Stabilità: Callari, priorità cybersecurity, IA e sovranità tecnologica

"Nell'ambito delle risorse disponibili abbiamo valutato la possibilità che Insiel, la nostra società in house, possa assumere un ruolo più ampio nello svolgimento di una serie di attività strategiche. Abbiamo quindi aggiornato la normativa regionale introducendo elementi che nel 2011 - quando fu approvata la precedente disciplina - non erano ancora presenti, come la cybersicurezza e l'intelligenza artificiale. L'obiettivo è definire un ecosistema dedicato a questi ambiti, sia a livello regionale sia per il supporto agli enti locali".
Così l'assessore regionale al Patrimonio, demanio, servizi generali e sistemi informativi Sebastiano Callari a margine della
discussione in I Commissione integrata sull' esame degli strumenti della manovra di bilancio 2026.

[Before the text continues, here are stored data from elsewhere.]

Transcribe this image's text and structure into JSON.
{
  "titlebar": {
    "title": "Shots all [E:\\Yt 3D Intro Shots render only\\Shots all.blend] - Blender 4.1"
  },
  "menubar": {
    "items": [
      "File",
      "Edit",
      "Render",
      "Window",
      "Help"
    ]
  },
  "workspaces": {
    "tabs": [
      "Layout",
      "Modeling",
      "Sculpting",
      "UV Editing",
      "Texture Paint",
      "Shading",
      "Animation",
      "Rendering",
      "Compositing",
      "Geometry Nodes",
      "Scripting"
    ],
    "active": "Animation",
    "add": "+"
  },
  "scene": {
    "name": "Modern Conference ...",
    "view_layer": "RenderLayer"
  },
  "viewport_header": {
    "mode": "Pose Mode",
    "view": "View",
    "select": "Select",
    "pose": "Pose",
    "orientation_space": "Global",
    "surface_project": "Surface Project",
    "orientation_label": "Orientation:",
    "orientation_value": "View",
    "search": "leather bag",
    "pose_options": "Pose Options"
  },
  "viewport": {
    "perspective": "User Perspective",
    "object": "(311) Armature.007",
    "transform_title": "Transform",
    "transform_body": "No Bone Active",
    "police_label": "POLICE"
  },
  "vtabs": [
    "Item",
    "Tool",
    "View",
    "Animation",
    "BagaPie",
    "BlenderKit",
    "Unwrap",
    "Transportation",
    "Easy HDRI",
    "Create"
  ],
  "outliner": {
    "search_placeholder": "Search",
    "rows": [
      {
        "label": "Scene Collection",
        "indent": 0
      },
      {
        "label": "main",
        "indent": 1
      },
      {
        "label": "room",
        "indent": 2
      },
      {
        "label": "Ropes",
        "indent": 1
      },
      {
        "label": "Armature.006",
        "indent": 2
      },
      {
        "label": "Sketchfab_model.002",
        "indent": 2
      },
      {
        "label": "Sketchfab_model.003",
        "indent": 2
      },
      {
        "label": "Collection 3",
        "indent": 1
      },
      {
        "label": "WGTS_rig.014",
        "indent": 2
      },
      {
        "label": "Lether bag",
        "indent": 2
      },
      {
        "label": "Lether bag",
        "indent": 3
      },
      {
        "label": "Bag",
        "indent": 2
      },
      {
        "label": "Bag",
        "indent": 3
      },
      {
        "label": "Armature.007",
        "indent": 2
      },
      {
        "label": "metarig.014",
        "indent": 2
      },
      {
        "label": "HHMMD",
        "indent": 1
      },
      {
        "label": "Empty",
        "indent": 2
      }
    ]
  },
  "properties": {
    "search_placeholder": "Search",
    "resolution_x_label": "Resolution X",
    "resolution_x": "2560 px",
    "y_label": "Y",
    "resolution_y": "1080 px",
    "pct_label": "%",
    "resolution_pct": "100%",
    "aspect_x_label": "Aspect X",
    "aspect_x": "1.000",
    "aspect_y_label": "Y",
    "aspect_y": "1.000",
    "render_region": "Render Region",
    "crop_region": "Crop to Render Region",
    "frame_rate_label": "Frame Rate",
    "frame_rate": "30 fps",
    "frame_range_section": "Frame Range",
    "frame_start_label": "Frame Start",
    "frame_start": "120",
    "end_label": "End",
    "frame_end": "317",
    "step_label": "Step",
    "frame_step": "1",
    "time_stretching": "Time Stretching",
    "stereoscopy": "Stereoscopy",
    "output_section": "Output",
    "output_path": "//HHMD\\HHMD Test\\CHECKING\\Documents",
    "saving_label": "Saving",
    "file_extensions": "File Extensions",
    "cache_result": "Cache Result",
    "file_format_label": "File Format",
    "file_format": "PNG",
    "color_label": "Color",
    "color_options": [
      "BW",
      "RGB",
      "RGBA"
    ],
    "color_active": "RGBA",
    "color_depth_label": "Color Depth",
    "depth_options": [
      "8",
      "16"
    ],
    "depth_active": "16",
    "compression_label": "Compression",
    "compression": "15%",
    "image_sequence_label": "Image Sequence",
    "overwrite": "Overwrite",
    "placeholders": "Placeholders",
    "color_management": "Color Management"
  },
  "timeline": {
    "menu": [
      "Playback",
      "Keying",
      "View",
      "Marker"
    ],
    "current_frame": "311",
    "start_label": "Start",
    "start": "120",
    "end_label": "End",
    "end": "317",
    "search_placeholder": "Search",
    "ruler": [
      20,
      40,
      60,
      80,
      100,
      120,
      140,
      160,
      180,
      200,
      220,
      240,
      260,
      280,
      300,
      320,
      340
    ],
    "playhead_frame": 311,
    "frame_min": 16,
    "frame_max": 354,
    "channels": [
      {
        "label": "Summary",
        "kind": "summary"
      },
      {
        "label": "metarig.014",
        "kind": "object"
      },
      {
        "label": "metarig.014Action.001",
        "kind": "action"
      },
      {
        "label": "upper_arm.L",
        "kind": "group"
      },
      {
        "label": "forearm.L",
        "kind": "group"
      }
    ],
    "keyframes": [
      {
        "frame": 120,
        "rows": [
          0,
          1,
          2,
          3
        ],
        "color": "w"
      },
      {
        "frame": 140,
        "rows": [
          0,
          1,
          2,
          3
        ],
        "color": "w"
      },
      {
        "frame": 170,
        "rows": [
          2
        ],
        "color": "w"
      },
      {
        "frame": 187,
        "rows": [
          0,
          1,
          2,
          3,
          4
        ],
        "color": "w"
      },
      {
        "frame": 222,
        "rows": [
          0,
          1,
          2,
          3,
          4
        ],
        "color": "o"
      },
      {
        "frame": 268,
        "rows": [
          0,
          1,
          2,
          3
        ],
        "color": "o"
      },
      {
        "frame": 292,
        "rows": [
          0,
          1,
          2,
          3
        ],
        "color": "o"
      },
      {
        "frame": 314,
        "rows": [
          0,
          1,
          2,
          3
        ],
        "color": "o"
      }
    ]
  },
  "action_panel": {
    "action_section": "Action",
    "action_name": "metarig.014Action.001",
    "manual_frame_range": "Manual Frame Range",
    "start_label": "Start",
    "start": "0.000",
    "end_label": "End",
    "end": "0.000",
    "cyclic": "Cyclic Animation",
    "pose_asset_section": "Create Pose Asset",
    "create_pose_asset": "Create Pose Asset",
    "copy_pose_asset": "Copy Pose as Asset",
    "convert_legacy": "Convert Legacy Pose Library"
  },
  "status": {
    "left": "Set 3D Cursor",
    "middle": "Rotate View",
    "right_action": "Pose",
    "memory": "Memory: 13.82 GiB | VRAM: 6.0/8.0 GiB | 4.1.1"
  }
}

Come ha spiegato il rappresentante della Giunta regionale, questo allargamento del raggio di azione di Insiel rappresenta un
passaggio particolarmente rilevante, poiché a livello internazionale stiamo attraversando una fase geopolitica in cui la sovranità tecnologica e la protezione dei dati rappresentano fattori decisivi per il futuro di ogni Paese.
"L'Europa - ha aggiunto Callari - sta investendo molto in questa direzione: la nuova direttiva NIS2, che abbiamo recepito e
integrato nella normativa regionale, mira a rafforzare la resilienza dell'Unione rispetto agli attacchi informatici, favorendo la creazione di un sistema coordinato di prevenzione e risposta".
Secondo l'assessore questa norma rappresenta un presupposto per ulteriori iniziative che l'Amministrazione sta valutando e che
verranno proposte in una seconda fase, in particolare riguardo all'utilizzo di software open source.
"In Italia e in molti Paesi europei - ha sottolineato Callari - le amministrazioni pubbliche si affidano ancora in larga misura a
software proprietari, spesso sviluppati all'estero. Questi sistemi, essendo chiusi, richiedono una manutenzione continuativa
da parte delle società titolari, con costi ricorrenti rilevanti per le pubbliche amministrazioni: questo è il primo nodo critico".
Ancora più significativo, come ha rilevato l'assessore, è però il tema della sicurezza. L'adozione di soluzioni open source
consente infatti di intervenire direttamente sul codice, di gestire internamente la manutenzione e soprattutto di garantire
un maggiore presidio sui dati. È noto, infatti, che i dati collocati su cloud non situati in Paesi europei possono essere
soggetti alla legislazione di Stati terzi, con possibili effetti sulla loro riservatezza: un elemento che tocca il cuore della
sovranità tecnologica.
"In questo - ha concluso Callari - ci stiamo quindi muovendo in sinergia con altre Regioni su un tema che riteniamo strategico. E
il Friuli Venezia Giulia, grazie anche all'autonomia garantita dallo statuto speciale, ha l'opportunità di assumere un ruolo di
riferimento in questo percorso di innovazione e rafforzamento delle infrastrutture digitali pubbliche".